Is Folic Acid Good for Everyone?

Oxford Project to Investigate Memory and Ageing, Department of Physiology, Anatomy & Genetics, University of Oxford, Oxford, United Kingdom.
American Journal of Clinical Nutrition (Impact Factor: 6.77). 04/2008; 87(3):517-33.
Source: PubMed


Fortification of food with folic acid to reduce the number of neural tube defects was introduced 10 y ago in North America. Many countries are considering whether to adopt this policy. When fortification is introduced, several hundred thousand people are exposed to an increased intake of folic acid for each neural tube defect pregnancy that is prevented. Are the benefits to the few outweighed by possible harm to some of the many exposed? In animals, a folic acid-rich diet can influence DNA and histone methylation, which leads to phenotypic changes in subsequent generations. In humans, increased folic acid intake leads to elevated blood concentrations of naturally occurring folates and of unmetabolized folic acid. High blood concentrations of folic acid may be related to decreased natural killer cell cytotoxicity, and high folate status may reduce the response to antifolate drugs used against malaria, rheumatoid arthritis, psoriasis, and cancer.

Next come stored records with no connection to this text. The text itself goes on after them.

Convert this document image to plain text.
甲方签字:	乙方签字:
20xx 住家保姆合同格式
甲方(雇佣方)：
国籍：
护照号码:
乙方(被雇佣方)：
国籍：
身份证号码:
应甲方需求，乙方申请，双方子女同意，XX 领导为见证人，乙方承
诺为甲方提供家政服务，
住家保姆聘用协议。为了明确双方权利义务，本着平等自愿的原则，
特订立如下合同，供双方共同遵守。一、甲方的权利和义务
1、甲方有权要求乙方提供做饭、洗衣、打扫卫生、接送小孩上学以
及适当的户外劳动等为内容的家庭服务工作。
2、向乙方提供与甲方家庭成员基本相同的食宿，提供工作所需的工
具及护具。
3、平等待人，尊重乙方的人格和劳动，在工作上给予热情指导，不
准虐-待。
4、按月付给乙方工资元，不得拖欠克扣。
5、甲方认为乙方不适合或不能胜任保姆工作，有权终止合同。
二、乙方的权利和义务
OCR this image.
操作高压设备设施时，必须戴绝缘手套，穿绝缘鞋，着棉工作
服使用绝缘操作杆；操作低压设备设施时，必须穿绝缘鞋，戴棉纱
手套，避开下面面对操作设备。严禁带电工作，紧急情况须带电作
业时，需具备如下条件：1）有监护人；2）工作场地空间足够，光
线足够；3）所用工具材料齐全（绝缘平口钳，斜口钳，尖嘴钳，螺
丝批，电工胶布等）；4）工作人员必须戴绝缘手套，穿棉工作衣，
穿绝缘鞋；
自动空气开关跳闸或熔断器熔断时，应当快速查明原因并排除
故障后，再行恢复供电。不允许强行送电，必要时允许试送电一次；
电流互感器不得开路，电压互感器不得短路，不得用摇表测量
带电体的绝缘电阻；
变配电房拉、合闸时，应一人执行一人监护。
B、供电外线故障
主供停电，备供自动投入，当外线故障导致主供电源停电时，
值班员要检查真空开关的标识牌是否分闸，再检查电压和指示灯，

In the elderly, a combination of high folate levels and low vitamin B-12 status may be associated with an increased risk of cognitive impairment and anemia and, in pregnant women, with an increased risk of insulin resistance and obesity in their children. Folate has a dual effect on cancer, protecting against cancer initiation but facilitating progression and growth of preneoplastic cells and subclinical cancers, which are common in the population. Thus, a high folic acid intake may be harmful for some people. Nations considering fortification should be cautious and stimulate further research to identify the effects, good and bad, caused by a high intake of folic acid from fortified food or dietary supplements. Only then can authorities develop the right strategies for the population as a whole.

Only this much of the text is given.